Microsoft and Windows IoT  Same bits – different behavior 

Gunter Logemann, Principal Consultant loT Consulting: “Viele Technologien, die aus dem Consumer-Umfeld stammen, wie Secure Boot oder Bitlocker, werden auch in der Industrie angewendet.”
Gunter Logemann, Principal Consultant loT Consulting: „Many technologies that originate in the consumer environment such as Secure Boot or Bitlocker are now also being used in industry.“

Microsoft now offers special versions of Windows for embedded customers. While the functionality remains identical to consumer versions, device developers are given more possibilities to control the behaviour of the operating system. 

Does the OEM group still exist at Microsoft?

Gunter Logemann: It has hardly changed in terms of personnel, but we now call it the Consumer and Devices Group and the group continues to work with OEMs and ODMs who develop devices and implement technologies in that area. The spectrum of these devices is very broad, ranging from Windows Hello cameras to IoT devices to Hololens. 

…... whereby consumer devices have little to do with industry ..

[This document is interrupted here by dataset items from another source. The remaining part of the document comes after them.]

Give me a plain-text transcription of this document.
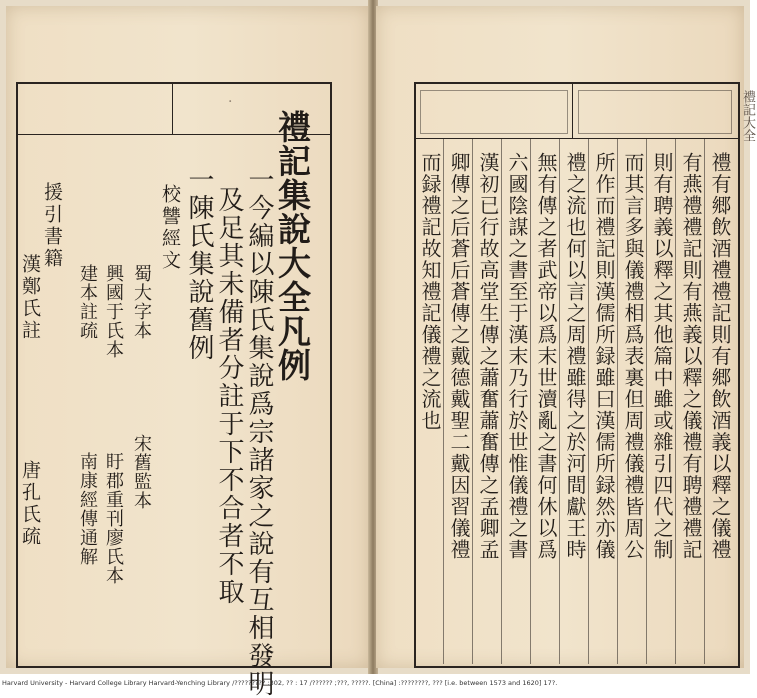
禮記集說大全凡例
一今編以陳氏集說爲宗諸家之說有互相發明
及足其未備者分註于下不合者不取
一陳氏集說舊例
校讐經文
蜀大字本
宋舊監本
興國于氏本
盱郡重刊廖氏本
建本註疏
南康經傳通解
援引書籍
漢鄭氏註
唐孔氏疏
·
禮有郷飲酒禮禮記則有郷飲酒義以釋之儀禮
有燕禮禮記則有燕義以釋之儀禮有聘禮禮記
則有聘義以釋之其他篇中雖或雜引四代之制
而其言多與儀禮相爲表裏但周禮儀禮皆周公
所作而禮記則漢儒所録雖曰漢儒所録然亦儀
禮之流也何以言之周禮雖得之於河間獻王時
無有傳之者武帝以爲末世瀆亂之書何休以爲
六國陰謀之書至于漢末乃行於世惟儀禮之書
漢初已行故高堂生傳之蕭奮蕭奮傳之孟卿孟
卿傳之后蒼后蒼傳之戴德戴聖二戴因習儀禮
而録禮記故知禮記儀禮之流也
禮記大全
Harvard University - Harvard College Library Harvard-Yenching Library /????????? :302, ?? : 17 /?????? ;???, ?????. [China] :????????, ??? [i.e. between 1573 and 1620] 17?.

Logemann: Yes, although many technologies that originated in the consumer environment such as Secure Boot or Bitlocker are also starting to be used in industry. In fact now that Internet connection in manufacturing facilities is opening up more and more, the same security technolo­gies are needed as in the IT environment. 

One specific problem for industrial customers is the long lifespan of machines and plants and the fact that their hardware and software then have to be supported for a correspondingly long time. 

Logemann: We take this into account with the so-called embedded features that we have in the operating system. We have special versions of Windows, such as Windows 10 IoT and Win 10 IoT Core, which we offer with appropriate Long Term Service Agreements. This ensures not only that security updates are available for ten years, but also that the operating system does not undergo any feature updates, as is the case with consumer devices. 

Windows IoT Enterprise and Windows Enterprise use exactly “the same bits”, but the license terms are different and the IoT version also has embedded features that can be adjusted. On a consumer PC, there is no way to control how much computing power certain processes will receive but with the embedded features, OEMs have significantly more control and can intervene in the scheduling of the operating system. 

Does this also apply to activation? – Embedded systems often cannot access Microsoft‘s activation servers. 

Logemann: Agreed, but the activation process is different from normal Windows. Typically the license will be sold through one of our distributors. The entire operating system is so designed that it ships with a device which runs an application making the device a single-purpose device. This goes so far that the device can be so configured with our write filters that the end user cannot change anything at all. 
In the ideal case the customer does not even notice that Windows is running underneath. Depending on the type of device, there are different versions, from Windows IoT Enterprise down to Windows IoT Core, which no longer have a user interface and runs on even smaller devices such as ARM devices. 

Which ARM processors does Microsoft support with Windows IoT Core? 

Logemann: There are certain basic processors that we support, e.g. i.MX6 and i.MX7. However, the Board Support Package must be customized by the board manufacturer. This is a significant effort for ARM systems, which also depends on the way chip man­ufacturers support their customers. 

A further point is the support for additional chips, e.g. WLAN modules. In that case the board manufacturer must ensure that the drivers are integrated. For this support has to come from the actual chipset manufacturer, because we didn‘t develop the hardware. 

In recent years Microsoft‘s strategy has been „Cloud first“. However, many embedded customers cannot or do not want to transfer their data to the Cloud. How does Microsoft take care of them? 

Logemann: There are different ways to solve this. One of them is Azure IoT Edge. Workloads such as a stream analysis are processed in a Docker container locally instead of in the Cloud. However, a temporary connection to the Cloud is still needed here because the system checks the consistency of the Docker containers with the Cloud from time to time and updates them if necessary. 

There are also other solutions but they are more complex. For „very large“ applications this could be for example Azure Stack. In this case, virtually the entire Cloud is run locally. It becomes very interesting where you can‘t connect to the Cloud at all and want to be independent of an Internet connection. One example would be a large cruise ship with a digital signage solution in every room. 

So that could also be a solution for a medium-sized company that says: „My data remains on my company premises“? 

Logemann: Yes, but that‘s not a Raspberry Pi system, but a Data Center rack the size of a refrigerator.